The Lost City of Z

Le bois dont les rêves sont faits

Après dix ans de tentatives avortées, James Gray parvient enfin à réaliser son film le plus ambitieux, tournant aussi majeur qu’inattendu dans
une œuvre d’une maturité toujours plus impressionnante après seulement six films.

Du début du siècle à l’entre-deux-guerres, la quête d’une légendaire cité dans la jungle amazonienne va mener l’explorateur Percy Fawcett aux limites du monde connu. Au fil d’allers-retours entre le monde sauvage et l’Angleterre, la force d’attraction de l’aventure va l’éloigner des siens, au risque de le perdre.

À une époque où la moindre réussite estimable peut se voir cataloguer « film-de-l’année », et où les injonctions superlatives font trop souvent office de réflexion critique (qu’on se souvienne du déjà culte « IMPOSSIBLE DE NE PAS AIMER ! » hurlé sur les affiches du plaisant La La Land…), il faut savoir reconnaître sereinement les œuvres rares qui bouleversent les codes de genres et de récits archétypaux, et proposent un récapitulatif de plusieurs décennies d’histoire du cinéma, pour défricher de nouvelles pistes d’explorations. The Lost City of Z, film longtemps maudit, dont il était possible de craindre que le résultat ne souffre de sa chaotique et interminable gestation, est de ceux-là.

Jamais aussi éloigné de toute mode, James Gray continue de tracer un sillon sans commune mesure dans le cinéma américain contemporain, ressuscitant des visions que l’on croyait ne plus jamais revoir sur un écran. Au rythme de la remontée du fleuve, les fantômes d’un cinéma de démiurges viennent à la rencontre du cinéaste new-yorkais, dont aucun des films précédents ne pouvait laisser imaginer une telle inspiration épique, un tel besoin d’ailleurs. Il y a du Coppola, du Herzog période Kinski, jusqu’à de subtils échos du Stroheim des Rapaces dans la peinture de cette folie lente qui consume le héros et ses compagnons. Mais aussi du Visconti lorsque sa caméra capte la décomposition d’une société aristocratique, inconsciente de son agonie dans l’atmosphère viciée de boudoirs enfumés. Pourtant, le film reste de bout en bout reconnaissable entre mille comme une pièce maîtresse de la filmographie du seul James Gray, tant aucune de ces références ne vient encombrer sa vision éminemment personnelle. Il y est, comme toujours, question de complexes relations filiales, et de la difficulté à trouver sa place dans un monde obscur et indéchiffrable. Prenant à contre-pied toutes les attentes, l’aventure chez Gray est avant tout intérieure, et se déploie à travers les conflits qui déchirent le cœur des hommes. Avec une suprême élégance, il met en scène un film épique d’un genre nouveau, où les héros ne s’expriment que par murmures, plongeant le spectateur dans une atmosphère cotonneuse, de celles qui nimbent les rêves les plus entêtants, d’une infinie douceur jusque dans les scènes de confrontations les plus violentes. L’immersion est totale, sans jamais avoir recours au coup de force technique ou au numéro d’acteur ostentatoire. L’anti-The Revenant en somme, à un an d’intervalle.

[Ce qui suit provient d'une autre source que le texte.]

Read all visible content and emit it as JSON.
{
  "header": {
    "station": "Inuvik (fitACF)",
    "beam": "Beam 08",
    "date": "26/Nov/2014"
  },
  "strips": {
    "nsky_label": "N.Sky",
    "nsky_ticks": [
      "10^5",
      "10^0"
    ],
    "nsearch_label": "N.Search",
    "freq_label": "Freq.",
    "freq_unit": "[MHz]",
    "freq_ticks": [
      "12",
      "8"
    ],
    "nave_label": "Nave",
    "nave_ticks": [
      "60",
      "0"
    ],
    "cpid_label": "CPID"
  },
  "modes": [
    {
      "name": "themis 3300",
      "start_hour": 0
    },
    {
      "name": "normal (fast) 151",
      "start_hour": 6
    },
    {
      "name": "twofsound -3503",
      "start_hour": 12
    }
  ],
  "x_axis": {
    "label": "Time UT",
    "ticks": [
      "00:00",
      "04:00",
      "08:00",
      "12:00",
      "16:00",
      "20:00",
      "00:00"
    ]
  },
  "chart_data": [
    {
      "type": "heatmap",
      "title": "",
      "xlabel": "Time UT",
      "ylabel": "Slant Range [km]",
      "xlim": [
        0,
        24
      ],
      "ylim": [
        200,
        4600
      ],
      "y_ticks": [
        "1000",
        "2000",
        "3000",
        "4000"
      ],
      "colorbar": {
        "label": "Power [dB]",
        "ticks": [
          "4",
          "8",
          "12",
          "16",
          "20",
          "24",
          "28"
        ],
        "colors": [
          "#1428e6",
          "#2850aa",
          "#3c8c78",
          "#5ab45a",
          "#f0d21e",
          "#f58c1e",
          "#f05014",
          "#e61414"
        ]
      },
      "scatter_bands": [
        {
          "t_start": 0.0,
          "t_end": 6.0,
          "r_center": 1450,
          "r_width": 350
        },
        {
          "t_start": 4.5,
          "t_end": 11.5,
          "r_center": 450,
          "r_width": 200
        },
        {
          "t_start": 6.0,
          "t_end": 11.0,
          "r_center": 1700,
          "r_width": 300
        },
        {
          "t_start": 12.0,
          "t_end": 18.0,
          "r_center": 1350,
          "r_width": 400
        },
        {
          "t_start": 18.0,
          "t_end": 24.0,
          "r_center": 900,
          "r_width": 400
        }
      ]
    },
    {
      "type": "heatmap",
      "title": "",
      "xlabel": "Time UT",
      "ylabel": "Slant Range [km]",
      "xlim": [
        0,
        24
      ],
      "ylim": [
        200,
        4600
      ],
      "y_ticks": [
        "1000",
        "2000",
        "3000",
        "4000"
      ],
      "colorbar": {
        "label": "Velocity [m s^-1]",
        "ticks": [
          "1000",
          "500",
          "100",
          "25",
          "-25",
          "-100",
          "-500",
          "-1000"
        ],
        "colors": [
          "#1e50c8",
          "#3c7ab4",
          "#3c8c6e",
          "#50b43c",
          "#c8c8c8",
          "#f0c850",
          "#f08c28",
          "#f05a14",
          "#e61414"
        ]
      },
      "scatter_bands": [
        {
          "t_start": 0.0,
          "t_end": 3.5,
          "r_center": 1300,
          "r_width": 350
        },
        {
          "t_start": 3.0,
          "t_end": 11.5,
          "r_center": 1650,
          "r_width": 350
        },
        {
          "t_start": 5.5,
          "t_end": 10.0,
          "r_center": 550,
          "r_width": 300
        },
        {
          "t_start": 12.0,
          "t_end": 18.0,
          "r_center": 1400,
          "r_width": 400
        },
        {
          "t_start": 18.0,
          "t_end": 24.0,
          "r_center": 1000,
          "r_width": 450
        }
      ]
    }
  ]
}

Des salons enfumés d’une Angleterre scléroséedans ses réflexes de classe aux touffeurs vénéneuses de la forêt amazonienne, James Gray épouse la quête de son héros en l’enserrant dans les cercles concentriques de plus en plus étouffants de son obsession. Avec l’aide du génie de la lumière Darius Khondji, sûrement le plus grand chef-opérateur vivant, le réalisateur gonfle les voiles de sa pellicule argentique pour mieux rendre à l’image le poids et la densité du temps d’avant le numérique, et lui imprimer une patine intemporelle, semblant parfois enregistrer les lueurs de la première aube du monde.

Au faîte de sa maturité d’homme et de cinéaste, James Gray semble n’avoir jamais été aussi proche d’une forme d’harmonie, et nous rappelle notre chance d’être les témoins d’une telle œuvre en construction.